Martinsicuro, cadavere ripescato in mare

15 Marzo 2017

Si tratta di un pensionato 67enne di Colonnella. Nessun segno di violenza sul corpo, non si esclude il suicidio

MARTINSICURO. L’allarme è scattato nella mattinata di ieri quando dei pescatori che erano su una barca hanno visto quel corpo galleggiare in mare, a circa cinquecento metri dalla costa. Sono stati loro i primi a chiedere aiuto. Pochi istanti dopo è intervenuta una motovedetta della guardia costiera e il corpo di Doriano Fanì, pensionato 67enne di Colonnella da qualche tempo residente a Martinsicuro, è stato recuperato. Un primo esame medico ha escluso segni di violenza. Gli investigatori, dopo aver raccolto delle testimonianze e fatto accertamenti, propendono per l’ipotesi del suicidio. Il pm di turno Luca Sciarretta, dopo aver disposto una ricognizione cadaverica, non ha ritenuto necessario far eseguire l’autopsia.

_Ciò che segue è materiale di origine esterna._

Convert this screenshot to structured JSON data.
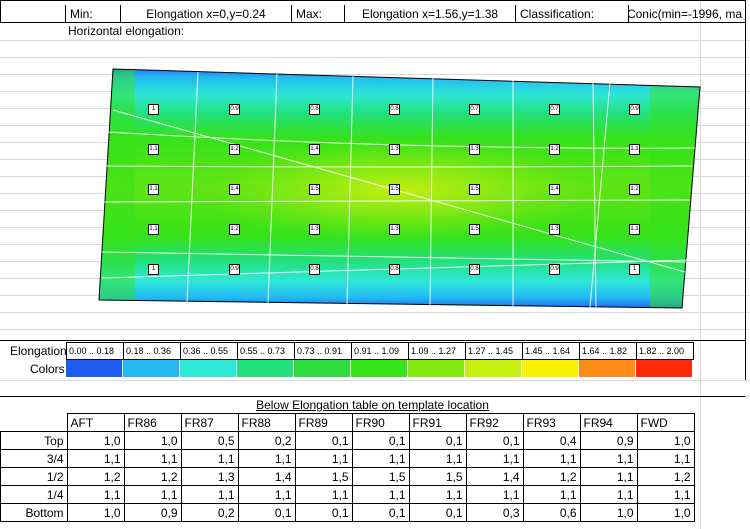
{
  "header": {
    "min_label": "Min:",
    "min_value": "Elongation x=0,y=0.24",
    "max_label": "Max:",
    "max_value": "Elongation x=1.56,y=1.38",
    "classification_label": "Classification:",
    "classification_value": "Conic(min=-1996, ma"
  },
  "plot": {
    "title": "Horizontal elongation:",
    "values": [
      [
        "1",
        "0.9",
        "0.8",
        "0.8",
        "0.7",
        "0.7",
        "0.9"
      ],
      [
        "1.1",
        "1.2",
        "1.4",
        "1.3",
        "1.3",
        "1.2",
        "1.1"
      ],
      [
        "1.1",
        "1.4",
        "1.5",
        "1.5",
        "1.5",
        "1.4",
        "1.2"
      ],
      [
        "1.1",
        "1.2",
        "1.3",
        "1.3",
        "1.5",
        "1.3",
        "1.1"
      ],
      [
        "1",
        "0.9",
        "0.8",
        "0.8",
        "0.8",
        "0.9",
        "1"
      ]
    ]
  },
  "scale": {
    "label": "Elongation",
    "colors_label": "Colors",
    "ranges": [
      "0.00 .. 0.18",
      "0.18 .. 0.36",
      "0.36 .. 0.55",
      "0.55 .. 0.73",
      "0.73 .. 0.91",
      "0.91 .. 1.09",
      "1.09 .. 1.27",
      "1.27 .. 1.45",
      "1.45 .. 1.64",
      "1.64 .. 1.82",
      "1.82 .. 2.00"
    ],
    "colors": [
      "#1c5cf0",
      "#22b8f4",
      "#2ee8d6",
      "#22e07a",
      "#2fdc3e",
      "#36e21a",
      "#80ea10",
      "#c8f010",
      "#f8f400",
      "#ff8c14",
      "#ff2a0a"
    ]
  },
  "table": {
    "caption": "Below Elongation table on template location",
    "columns": [
      "AFT",
      "FR86",
      "FR87",
      "FR88",
      "FR89",
      "FR90",
      "FR91",
      "FR92",
      "FR93",
      "FR94",
      "FWD"
    ],
    "rows": [
      {
        "label": "Top",
        "values": [
          "1,0",
          "1,0",
          "0,5",
          "0,2",
          "0,1",
          "0,1",
          "0,1",
          "0,1",
          "0,4",
          "0,9",
          "1,0"
        ]
      },
      {
        "label": "3/4",
        "values": [
          "1,1",
          "1,1",
          "1,1",
          "1,1",
          "1,1",
          "1,1",
          "1,1",
          "1,1",
          "1,1",
          "1,1",
          "1,1"
        ]
      },
      {
        "label": "1/2",
        "values": [
          "1,2",
          "1,2",
          "1,3",
          "1,4",
          "1,5",
          "1,5",
          "1,5",
          "1,4",
          "1,2",
          "1,1",
          "1,2"
        ]
      },
      {
        "label": "1/4",
        "values": [
          "1,1",
          "1,1",
          "1,1",
          "1,1",
          "1,1",
          "1,1",
          "1,1",
          "1,1",
          "1,1",
          "1,1",
          "1,1"
        ]
      },
      {
        "label": "Bottom",
        "values": [
          "1,0",
          "0,9",
          "0,2",
          "0,1",
          "0,1",
          "0,1",
          "0,1",
          "0,3",
          "0,6",
          "1,0",
          "1,0"
        ]
      }
    ]
  }
}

L’uomo, secondo le testimonianze raccolte dai carabinieri, spesso faceva delle lunghe passeggiate nella zona dell’approdo di Martinsicuro e anche ieri mattina è uscito di casa dicendo che andava a fare due passi. Niente, dunque, che potesse far presagire qualcosa di diverso. Intorno alle 10 è arrivato l’allarme dai pescatori che erano in barca. Sono stati loro i primi ad avvistare quel corpo che galleggiava e che, viste le condizioni, non era in acqua da molto tempo. Immediatamente è scattata la segnalazione e sul posto sono arrivate le motovedette della guardia costiera di Giulianova e di Pescara. Una volta recuperata la salma è stata trasportata all’ obitorio di Giulianova dove un primo accertamento ha escluso la presenza di segni di violenza. L’uomo è stato identificato dai documenti che aveva addosso.

I carabinieri hanno avvisato i familiari e avviato le indagini per ricostruire la dinamica dei fatti. Inizialmente si era diffusa anche la voce di una caduta accidentale in mare, forse causata da un malore che poteva aver colpito l’uomo mentre stava facendo la sua passeggiata. Ma gli accertamenti hanno sin da subito escluso questa eventualità facendo concentrare gli investigatori sulla ipotesi del suicidio. Nella zona dell’approdo non esiste un sistema di videosorveglianza e quindi non ci sono telecamere le cui immagini avrebbero potuto contribuire alla ricostruzione della esatta dinamica del fatto.(d.p.-s.d.s.)